Incluso en la actualidad, el uso de contraseñas es muy habitual para fines de identificación. Si queremos entrar a una habitación, obtener privilegios de algún tipo o acceder a archivos informáticos, lo habitual es utilizar una de estas tres herramientas:
—Algo que poseemos (una llave, tarjeta o documento identificador)
—Algo que somos (huella dactilar, ADN u otra identificación biométrica)
—Algo que sabemos (una contraseña)
De estos procedimientos, el tercero es el más utilizado en Internet por su sencillez y comodidad. Un usuario escoge un secreto, o bien se le asigna uno, y dicho secreto se considerará prueba de identidad válida. Es habitual que exista más de una contraseña, en función de los objetivos a lograr. Mi banco online, por ejemplo, me proporcionó una contraseña de varios dígitos para acceder a mi cuenta corriente; una tarjeta de coordenadas para cuando tengo que autorizar pagos o transferencias; un PIN para la tarjeta del cajero automático.

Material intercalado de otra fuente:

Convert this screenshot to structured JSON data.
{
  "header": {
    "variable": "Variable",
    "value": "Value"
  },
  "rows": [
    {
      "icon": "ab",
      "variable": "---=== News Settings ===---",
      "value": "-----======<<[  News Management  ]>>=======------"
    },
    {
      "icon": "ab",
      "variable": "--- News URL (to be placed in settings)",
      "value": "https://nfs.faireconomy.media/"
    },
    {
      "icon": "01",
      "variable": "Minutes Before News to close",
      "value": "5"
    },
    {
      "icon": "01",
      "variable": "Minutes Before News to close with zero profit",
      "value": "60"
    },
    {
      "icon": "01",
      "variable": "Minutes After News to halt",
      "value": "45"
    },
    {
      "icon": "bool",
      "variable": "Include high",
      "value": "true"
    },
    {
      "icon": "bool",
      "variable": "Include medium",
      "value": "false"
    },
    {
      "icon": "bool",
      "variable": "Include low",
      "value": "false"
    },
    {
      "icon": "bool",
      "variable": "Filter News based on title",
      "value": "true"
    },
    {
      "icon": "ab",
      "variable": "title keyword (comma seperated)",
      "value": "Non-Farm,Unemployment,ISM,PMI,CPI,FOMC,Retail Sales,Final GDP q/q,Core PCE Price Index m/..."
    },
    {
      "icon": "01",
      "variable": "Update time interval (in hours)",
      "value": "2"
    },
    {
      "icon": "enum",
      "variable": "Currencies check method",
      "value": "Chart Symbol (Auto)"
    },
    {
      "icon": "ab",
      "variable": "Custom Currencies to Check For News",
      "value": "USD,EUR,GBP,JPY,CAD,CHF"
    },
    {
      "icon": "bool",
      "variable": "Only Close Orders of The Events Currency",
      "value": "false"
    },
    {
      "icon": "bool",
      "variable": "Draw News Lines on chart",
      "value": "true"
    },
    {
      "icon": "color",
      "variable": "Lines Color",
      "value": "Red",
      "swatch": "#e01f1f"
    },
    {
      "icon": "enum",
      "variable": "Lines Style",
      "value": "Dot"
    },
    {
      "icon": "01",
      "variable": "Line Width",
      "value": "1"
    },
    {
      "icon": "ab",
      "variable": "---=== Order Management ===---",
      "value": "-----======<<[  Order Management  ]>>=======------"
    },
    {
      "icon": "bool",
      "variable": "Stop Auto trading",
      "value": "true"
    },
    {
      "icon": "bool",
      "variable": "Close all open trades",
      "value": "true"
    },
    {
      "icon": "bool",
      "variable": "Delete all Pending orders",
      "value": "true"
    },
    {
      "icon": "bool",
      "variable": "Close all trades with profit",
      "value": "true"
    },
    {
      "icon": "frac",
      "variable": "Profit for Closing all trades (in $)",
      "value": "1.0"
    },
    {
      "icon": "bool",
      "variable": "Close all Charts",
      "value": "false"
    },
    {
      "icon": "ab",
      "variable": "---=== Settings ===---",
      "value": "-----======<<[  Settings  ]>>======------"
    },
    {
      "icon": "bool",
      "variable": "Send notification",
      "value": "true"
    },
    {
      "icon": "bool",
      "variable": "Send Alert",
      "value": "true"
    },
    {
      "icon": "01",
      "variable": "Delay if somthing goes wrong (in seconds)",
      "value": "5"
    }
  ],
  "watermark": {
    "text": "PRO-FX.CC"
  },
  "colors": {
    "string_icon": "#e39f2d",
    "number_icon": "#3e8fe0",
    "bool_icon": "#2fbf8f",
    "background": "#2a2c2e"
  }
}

En la actualidad, la sociedad digital se basa de modo habitual y casi rutinario en el uso de contraseñas. Son necesarias para garantizarnos el acceso a nuestras redes sociales, acceder a nuestras comunicaciones y, en general, demostrar al otro lado de la línea que somos nosotros. Por desgracia, no es oro todo lo que reluce. En ausencia de un peligro claro, lo habitual es escoger contraseñas fáciles de recordar, y por tanto fáciles de adivinar. En tal caso prácticamente ningún procedimiento de seguridad podrá evitar un robo de información. Parafraseando a Schiller, contra la estupidez los propios dioses luchan en vano.